Shinzo Abe’s rivals warn against political pardons to mark Japanese Emperor Naruhito’s enthronement

Julian Ryall

A senior opposition politician in Japan has warned the government against granting pardons to political allies to mark the upcoming enthronement of Emperor Naruhito, claiming such action would be an abuse of power.

The government reportedly has a list of 600,000 people found guilty of white-collar or relatively minor crimes who will have their criminal records expunged or sentences commuted to commemorate the new emperor’s enthronement on October 22.

The pardons would be the first since 1993, when 2.5 million people had their records revised to mark the wedding of then-crown prince Naruhito to Princess Masako. Similar amnesties have been issued on 11 occasions since the end of World War II, including 10 million pardons in 1989 when then-emperor Hirohito died.

Japanese emperor’s enthronement draws royals, leaders from 170 countries

Such amnesties have previously been criticised as a method for governments to absolve political allies convicted of offences linked to electoral fraud and bureaucrats who broke the law.

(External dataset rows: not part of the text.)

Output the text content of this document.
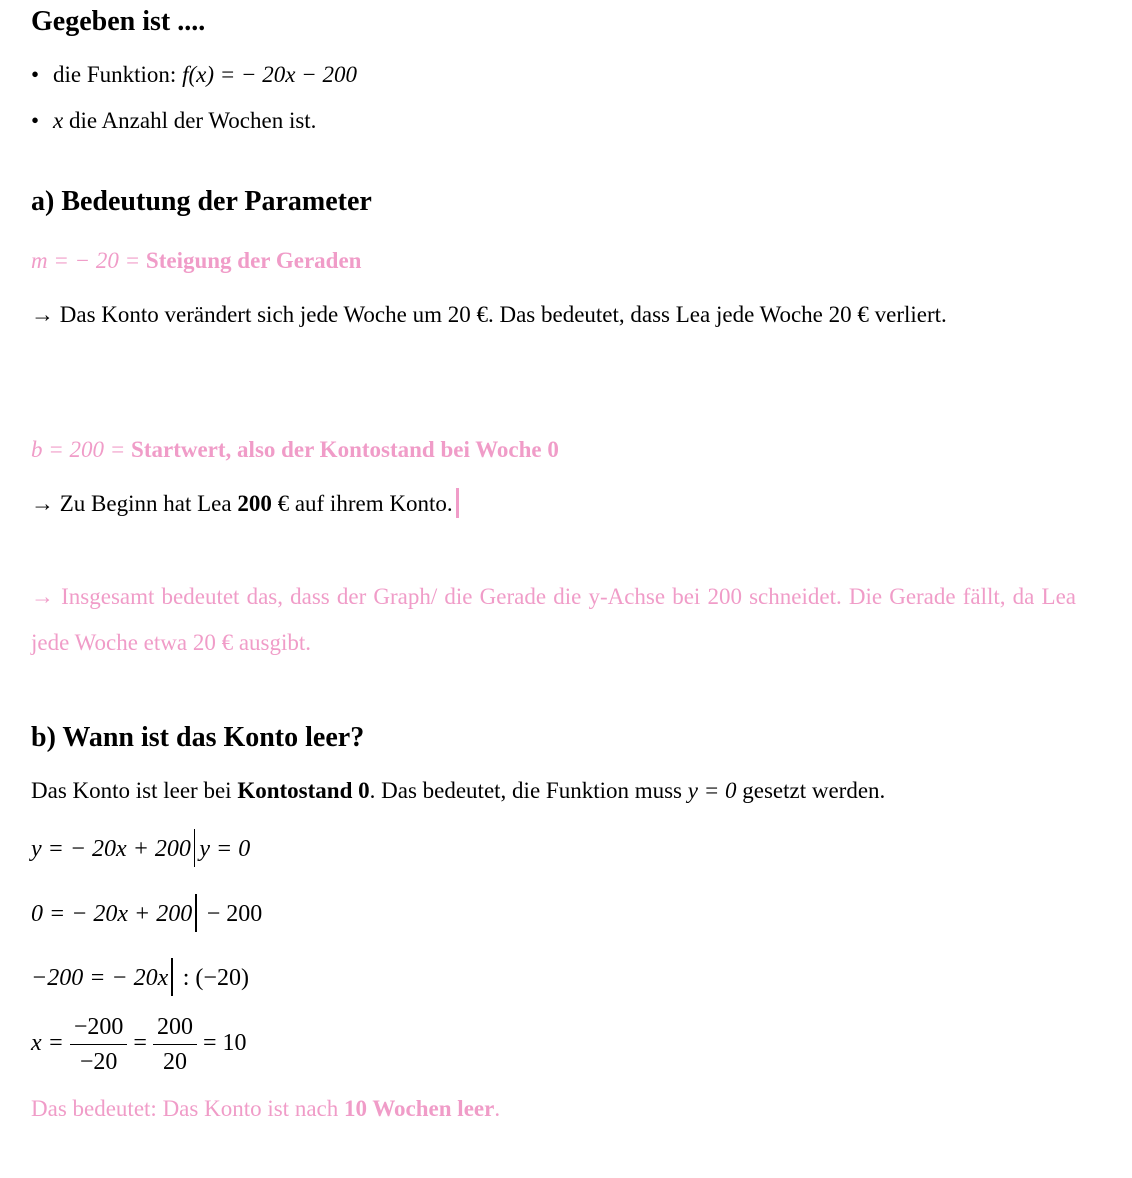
Gegeben ist ....
• die Funktion: f(x) = − 20x − 200
• x die Anzahl der Wochen ist.
a) Bedeutung der Parameter
m = − 20 = Steigung der Geraden
→ Das Konto verändert sich jede Woche um 20 €. Das bedeutet, dass Lea jede Woche 20 € verliert.
b = 200 = Startwert, also der Kontostand bei Woche 0
→ Zu Beginn hat Lea 200 € auf ihrem Konto.
→ Insgesamt bedeutet das, dass der Graph/ die Gerade die y-Achse bei 200 schneidet. Die Gerade fällt, da Lea jede Woche etwa 20 € ausgibt.
b) Wann ist das Konto leer?
Das Konto ist leer bei Kontostand 0. Das bedeutet, die Funktion muss y = 0 gesetzt werden.
y = − 20x + 200 y = 0
0 = − 20x + 200 − 200
−200 = − 20x : (−20)
$x = \frac{-200}{-20} = \frac{200}{20} = 10$
Das bedeutet: Das Konto ist nach 10 Wochen leer.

The cabinet’s exclusive authority to decide who receives a pardon – with no independent oversight or public transparency – has also been criticised.

Yukihisa Fujita, leader of the Constitutional Democratic Party in the Upper House, warned Prime Minister Shinzo Abe against using the enthronement to excuse cases of wrongdoing on political grounds.

“I’m going to be extremely unhappy if that happens,” Fujita said. “The government should only be granting pardons in cases that are clearly not politically motivated and they should not be covering up pardons that are issued. And they definitely should not be doing it in the name of the emperor.”

Fujita cited the example of Nobuhisa Sagawa, the former head of the National Tax Agency and a key figure in the so-called Moritomo scandal, which last year threatened to undermine Abe’s leadership.

It was alleged Abe and his wife, Akie, used their influence to help the deeply conservative educational group Moritomo Gakuen purchase land in Osaka for a fraction of its 956 million yen (US$8.9 million) market value.

Japan's Emperor Naruhito, who will be enthroned on October 22. Photo: AFP

The Abes denied involvement and prosecutors eventually decided against pressing criminal charges, even though Sagawa admitted he approved finance ministry bureaucrats falsifying documents to allow the sale to proceed. The tax chief returned a year’s pay and resigned from the agency – an administrative punishment rather than a criminal punishment that, if rescinded, would permit him to return to the bureaucracy with a clean record.

Other potential beneficiaries include seven bureaucrats at the education ministry, including Kihei Maekawa, the administrative vice-minister, who illegally helped arrange 37 lucrative positions for ministry officials after their retirement. Known as amakudari (“descent from heaven”), the practice is banned as it encourages collusion between outside organisations and the ministry through former officials’ ties.

If a pardon is clearly a political decision, then I think that will be too much for the public to bear.

Professor Pema Gyalpo

Regarding a possible pardon that would expunge Sagawa’s punishment from the record, Fujita asked: “That case came to light because of a whistle-blower in the ministry, but what message are we sending if those behind this case are pardoned and whistle-blowers are punished for their actions?

“Two bureaucrats at the finance ministry took their own lives over the Moritomo case and another tried to kill herself. We need to make sure wrongdoing is punished and these cases cannot be covered up,” Fujita said. “It is unthinkable for someone like this to be pardoned in the name of the emperor.”

Pema Gyalpo, a professor of law at Yokohama University, had similar concerns.

“Giving mercy by the government in this way has been common for many decades, although it is true it has been criticised in the past for favouring people whose cases were politically motivated,” he said.

A proposed pardon for former prime minister Kakuei Tanaka – who was arrested, tried and found guilty of bribery in the 1976 Lockheed scandal – met with such opposition it was abandoned.

“The government has to make its decisions based on how serious individual cases are,” Gyalpo said. “And yes, I do expect the opposition to make these pardons an issue if they are issued in serious cases.

“If a pardon is clearly a political decision, then I think that will be too much for the public to bear.”

Japanese Emperor Naruhito and Empress Masako. Photo: Kyodo

Even the centrist Mainichi newspaper declared in a May editorial it was “time to end criminal amnesties” on special occasions linked to the imperial family. The tradition allows the administrative branch of the government to undermine the judiciary, which is meant to be completely independent of political influence, the paper said.

“It is only natural the public suspects pardoning a massive number of those convicted of violating the Public Offices Election Act reflects political considerations,” it said. “As growing importance is being attached to extending relief to victims in crimes, it is contradictory to lessen the punishment of perpetrators regardless of their victims’ will.”